Write the opening you want for the player. The AI reads the first message as part of the conversation history, so it strongly shapes the feel of the whole game (you can set up multiple first messages!):
The television flickers with static. An emergency broadcast repeats: "Confirmed Visitor characteristics: teeth that are unnaturally uniform and white. Residents are advised to avoid opening doors..."
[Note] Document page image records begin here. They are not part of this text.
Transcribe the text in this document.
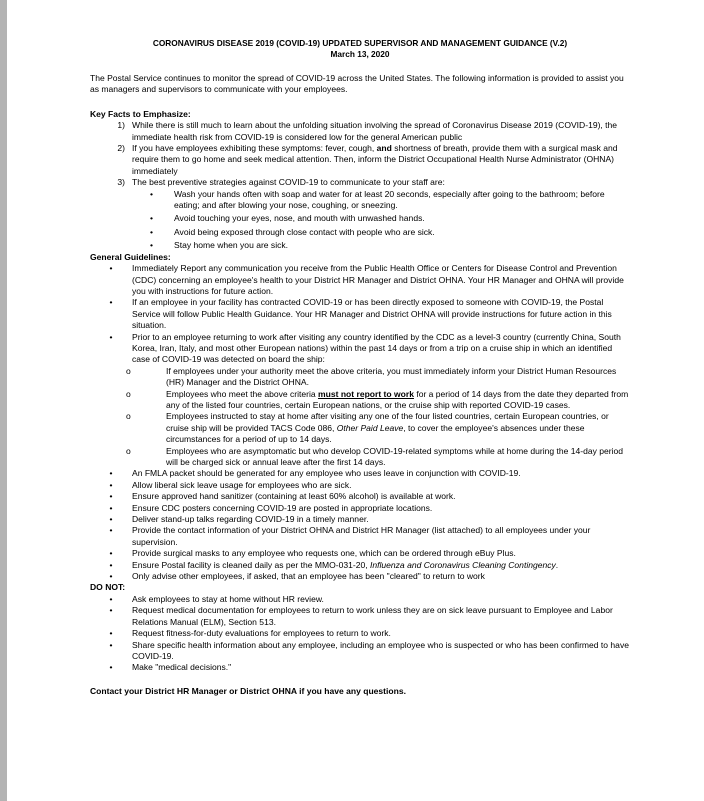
CORONAVIRUS DISEASE 2019 (COVID-19) UPDATED SUPERVISOR AND MANAGEMENT GUIDANCE (V.2)
March 13, 2020
The Postal Service continues to monitor the spread of COVID-19 across the United States. The following information is provided to assist you as managers and supervisors to communicate with your employees.
Key Facts to Emphasize:
1) While there is still much to learn about the unfolding situation involving the spread of Coronavirus Disease 2019 (COVID-19), the immediate health risk from COVID-19 is considered low for the general American public
2) If you have employees exhibiting these symptoms: fever, cough, and shortness of breath, provide them with a surgical mask and require them to go home and seek medical attention. Then, inform the District Occupational Health Nurse Administrator (OHNA) immediately
3) The best preventive strategies against COVID-19 to communicate to your staff are:
•	Wash your hands often with soap and water for at least 20 seconds, especially after going to the bathroom; before eating; and after blowing your nose, coughing, or sneezing.
•	Avoid touching your eyes, nose, and mouth with unwashed hands.
•	Avoid being exposed through close contact with people who are sick.
•	Stay home when you are sick.
General Guidelines:
•	Immediately Report any communication you receive from the Public Health Office or Centers for Disease Control and Prevention (CDC) concerning an employee's health to your District HR Manager and District OHNA. Your HR Manager and OHNA will provide you with instructions for future action.
•	If an employee in your facility has contracted COVID-19 or has been directly exposed to someone with COVID-19, the Postal Service will follow Public Health Guidance. Your HR Manager and District OHNA will provide instructions for future action in this situation.
•	Prior to an employee returning to work after visiting any country identified by the CDC as a level-3 country (currently China, South Korea, Iran, Italy, and most other European nations) within the past 14 days or from a trip on a cruise ship in which an identified case of COVID-19 was detected on board the ship:
o	If employees under your authority meet the above criteria, you must immediately inform your District Human Resources (HR) Manager and the District OHNA.
o	Employees who meet the above criteria must not report to work for a period of 14 days from the date they departed from any of the listed four countries, certain European nations, or the cruise ship with reported COVID-19 cases.
o	Employees instructed to stay at home after visiting any one of the four listed countries, certain European countries, or cruise ship will be provided TACS Code 086, Other Paid Leave, to cover the employee's absences under these circumstances for a period of up to 14 days.
o	Employees who are asymptomatic but who develop COVID-19-related symptoms while at home during the 14-day period will be charged sick or annual leave after the first 14 days.
•	An FMLA packet should be generated for any employee who uses leave in conjunction with COVID-19.
•	Allow liberal sick leave usage for employees who are sick.
•	Ensure approved hand sanitizer (containing at least 60% alcohol) is available at work.
•	Ensure CDC posters concerning COVID-19 are posted in appropriate locations.
•	Deliver stand-up talks regarding COVID-19 in a timely manner.
•	Provide the contact information of your District OHNA and District HR Manager (list attached) to all employees under your supervision.
•	Provide surgical masks to any employee who requests one, which can be ordered through eBuy Plus.
•	Ensure Postal facility is cleaned daily as per the MMO-031-20, Influenza and Coronavirus Cleaning Contingency.
•	Only advise other employees, if asked, that an employee has been "cleared" to return to work
DO NOT:
•	Ask employees to stay at home without HR review.
•	Request medical documentation for employees to return to work unless they are on sick leave pursuant to Employee and Labor Relations Manual (ELM), Section 513.
•	Request fitness-for-duty evaluations for employees to return to work.
•	Share specific health information about any employee, including an employee who is suspected or who has been confirmed to have COVID-19.
•	Make "medical decisions."
Contact your District HR Manager or District OHNA if you have any questions.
You're alone in the apartment. Bathroom, living room, bedroom, study, kitchen, storage room. A peephole on the front door. A handgun in the storage room. A few days of food in the fridge.
Then comes the knocking.
A young woman's voice, trembling: "Please... let me in... there's something out here chasing me..."
Macros
It sounds like a strange thing, but it just means entries support {{macro}} placeholders that get replaced at runtime — certain tokens are automatically swapped for the corresponding thing before the AI sees them:
| Macro | Replaced With |
|---|---|
{{user}} | Player's name |
{{char}} | Character's name |
{{random::a::b::c}} | Random pick from the options |
{{roll::2d6}} | Dice roll result |
{{variableName}} | Current value of that variable |
Any variable ID works as a macro. A variable called location becomes {{location}} in any entry.
Best Practices
Tell the AI what to do, not what not to do. "Write vivid combat with sensory detail" works. "Don't write boring combat" doesn't.
Keep entries concise. The AI reads everything once per turn. Don't repeat the same content across different entries.
Not everything needs to be always-on. Move supplementary lore and NPC backstories to keyword-triggered. Lean entries are easier for the AI to handle.